The worst part is the CEO's/whatever of each company know each other, too. You'll get C-suites come into game companies who not only have never played a game before, but don't even remotely understand how software development works. I worked for a company where the owner made himself Project Manager and ran that project straight into the ground. Tens of millions on worthless overtime while we sat around waiting for another build that would fail, on a weekend, for months.
Larian sounds like some sort of a bizarro-world company. They even have awful investors but managed to keep creative/overall control.
Oh don't get me wrong, the execs in the east aren't immune to doing batshit insane things. Capcom is on some wild shit with their microtransactions. Konami really feels like they're just taking a shovel to Kojima's legacy and pulling out whatever they can. Nintendo is trying to find out if they can legally punch developers in the face.
But they aren't putting out multi-million dollar flops. They're not decimating their workforce to increase CEO compensation packages. They're not getting swallowed up by the handful of fish who are too big for the pond. They're just being kinda weird, which is a fine change of pace.
If you allow for some cultural differences Nintendo is not really acting all that weird. It's a conservative (in the original meaning) company in a very conservative country. They play it close to the vest and are very careful about protecting what they feel is theirs to protect.
Don't get me wrong though, I dislike what they've been doing as well and I'm not defending them. From their perspective they probably don't look at it like that though. For them it's mostly what they feel like is defensive measures to protect their stuff. I'm certain they won't stop until they've done their best to utterly destroy the emulator market at large. For me at least that's the only reason I need to completely boycott them.
It fucking sucks, but this is what capitalism comes down to. Hopefully they get some sense slapped into them at some point soon by a judge somewhere.
Konami on the other hand, that shit just boggles my mind. I don't understand any of the choices they've made for a while now.

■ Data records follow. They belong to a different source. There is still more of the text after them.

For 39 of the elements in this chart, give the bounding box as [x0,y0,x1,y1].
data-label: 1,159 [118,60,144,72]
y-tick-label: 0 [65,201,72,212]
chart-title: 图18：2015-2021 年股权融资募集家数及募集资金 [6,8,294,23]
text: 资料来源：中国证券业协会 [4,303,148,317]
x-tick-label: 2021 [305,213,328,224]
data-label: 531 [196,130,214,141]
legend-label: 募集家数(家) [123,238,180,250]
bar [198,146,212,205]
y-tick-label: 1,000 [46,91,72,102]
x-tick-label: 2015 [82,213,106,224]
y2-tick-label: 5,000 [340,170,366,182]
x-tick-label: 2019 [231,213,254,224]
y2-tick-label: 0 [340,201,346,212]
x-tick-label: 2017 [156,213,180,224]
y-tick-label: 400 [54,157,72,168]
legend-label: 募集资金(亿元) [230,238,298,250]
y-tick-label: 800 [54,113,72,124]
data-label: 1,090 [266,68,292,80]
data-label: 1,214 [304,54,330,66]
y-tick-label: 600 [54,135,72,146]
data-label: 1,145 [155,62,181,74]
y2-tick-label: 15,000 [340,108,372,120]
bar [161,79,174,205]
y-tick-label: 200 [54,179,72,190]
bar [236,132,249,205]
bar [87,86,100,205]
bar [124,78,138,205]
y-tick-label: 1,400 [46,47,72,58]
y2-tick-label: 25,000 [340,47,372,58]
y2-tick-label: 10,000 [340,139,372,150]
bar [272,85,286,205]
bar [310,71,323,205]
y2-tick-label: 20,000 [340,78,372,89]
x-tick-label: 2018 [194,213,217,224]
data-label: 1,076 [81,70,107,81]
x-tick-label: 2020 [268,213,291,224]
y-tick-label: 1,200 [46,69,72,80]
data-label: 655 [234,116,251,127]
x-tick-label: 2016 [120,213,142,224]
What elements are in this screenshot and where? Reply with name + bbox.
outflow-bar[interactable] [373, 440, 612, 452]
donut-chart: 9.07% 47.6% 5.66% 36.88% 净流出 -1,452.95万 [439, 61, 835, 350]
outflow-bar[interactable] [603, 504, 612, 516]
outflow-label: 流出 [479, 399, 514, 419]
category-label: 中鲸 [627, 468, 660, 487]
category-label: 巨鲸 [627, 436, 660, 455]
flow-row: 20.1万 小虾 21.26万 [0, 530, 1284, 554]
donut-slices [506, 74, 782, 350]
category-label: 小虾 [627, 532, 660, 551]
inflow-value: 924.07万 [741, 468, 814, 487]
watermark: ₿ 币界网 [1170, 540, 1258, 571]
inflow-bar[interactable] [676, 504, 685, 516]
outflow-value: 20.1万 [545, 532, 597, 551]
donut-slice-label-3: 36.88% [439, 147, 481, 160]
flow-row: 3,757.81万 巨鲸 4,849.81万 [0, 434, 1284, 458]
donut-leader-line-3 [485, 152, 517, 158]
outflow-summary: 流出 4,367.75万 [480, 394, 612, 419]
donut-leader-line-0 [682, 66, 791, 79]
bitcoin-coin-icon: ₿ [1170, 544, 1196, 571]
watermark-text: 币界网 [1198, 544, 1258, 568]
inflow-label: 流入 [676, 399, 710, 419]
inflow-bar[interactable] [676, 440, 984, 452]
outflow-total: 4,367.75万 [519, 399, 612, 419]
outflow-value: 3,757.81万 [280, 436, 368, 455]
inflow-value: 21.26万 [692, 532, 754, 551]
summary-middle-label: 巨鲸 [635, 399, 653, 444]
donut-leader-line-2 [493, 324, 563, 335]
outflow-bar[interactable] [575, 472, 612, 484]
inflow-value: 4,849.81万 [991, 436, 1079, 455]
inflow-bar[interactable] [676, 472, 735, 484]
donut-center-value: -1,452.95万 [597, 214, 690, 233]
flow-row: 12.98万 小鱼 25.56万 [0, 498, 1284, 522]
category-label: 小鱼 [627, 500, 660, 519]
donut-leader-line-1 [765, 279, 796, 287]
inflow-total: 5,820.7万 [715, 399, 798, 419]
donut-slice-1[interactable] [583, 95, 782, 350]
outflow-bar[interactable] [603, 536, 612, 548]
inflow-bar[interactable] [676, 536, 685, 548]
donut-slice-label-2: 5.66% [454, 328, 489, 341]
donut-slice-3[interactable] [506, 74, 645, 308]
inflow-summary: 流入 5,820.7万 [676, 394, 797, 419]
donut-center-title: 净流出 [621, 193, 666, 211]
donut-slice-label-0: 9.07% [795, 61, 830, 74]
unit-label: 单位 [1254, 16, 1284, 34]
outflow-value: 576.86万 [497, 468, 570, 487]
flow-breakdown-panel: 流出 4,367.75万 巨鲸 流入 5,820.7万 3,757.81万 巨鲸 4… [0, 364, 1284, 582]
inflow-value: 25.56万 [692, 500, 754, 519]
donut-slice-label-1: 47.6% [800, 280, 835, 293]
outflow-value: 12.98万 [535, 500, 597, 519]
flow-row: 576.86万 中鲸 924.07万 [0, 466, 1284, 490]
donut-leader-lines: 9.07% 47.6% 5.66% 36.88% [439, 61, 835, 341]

No worries. I see a lot of posts about what's happening that are close, but don't quite understand this is a managerial issue. The devs themselves are (mostly) good people who want to make games. The owners of smaller companies don't get called out enough though, in my opinion. Every time you see 'EA just bought and closed another...' keep in mind the vast majority of the time the company didn't need to be sold. Some guy who inherited a bunch of money created a company of people who do the actual work, then waited till the worth of the company was high enough for them to sell. It happens constantly and it's easily the most disheartening part of game development.
Imagine spending 80 hour weeks and 30-90 days without a single day off, making a breakout game that is beloved... and realising you're not going to make it to 5 years at a company, because they're selling it to Activision.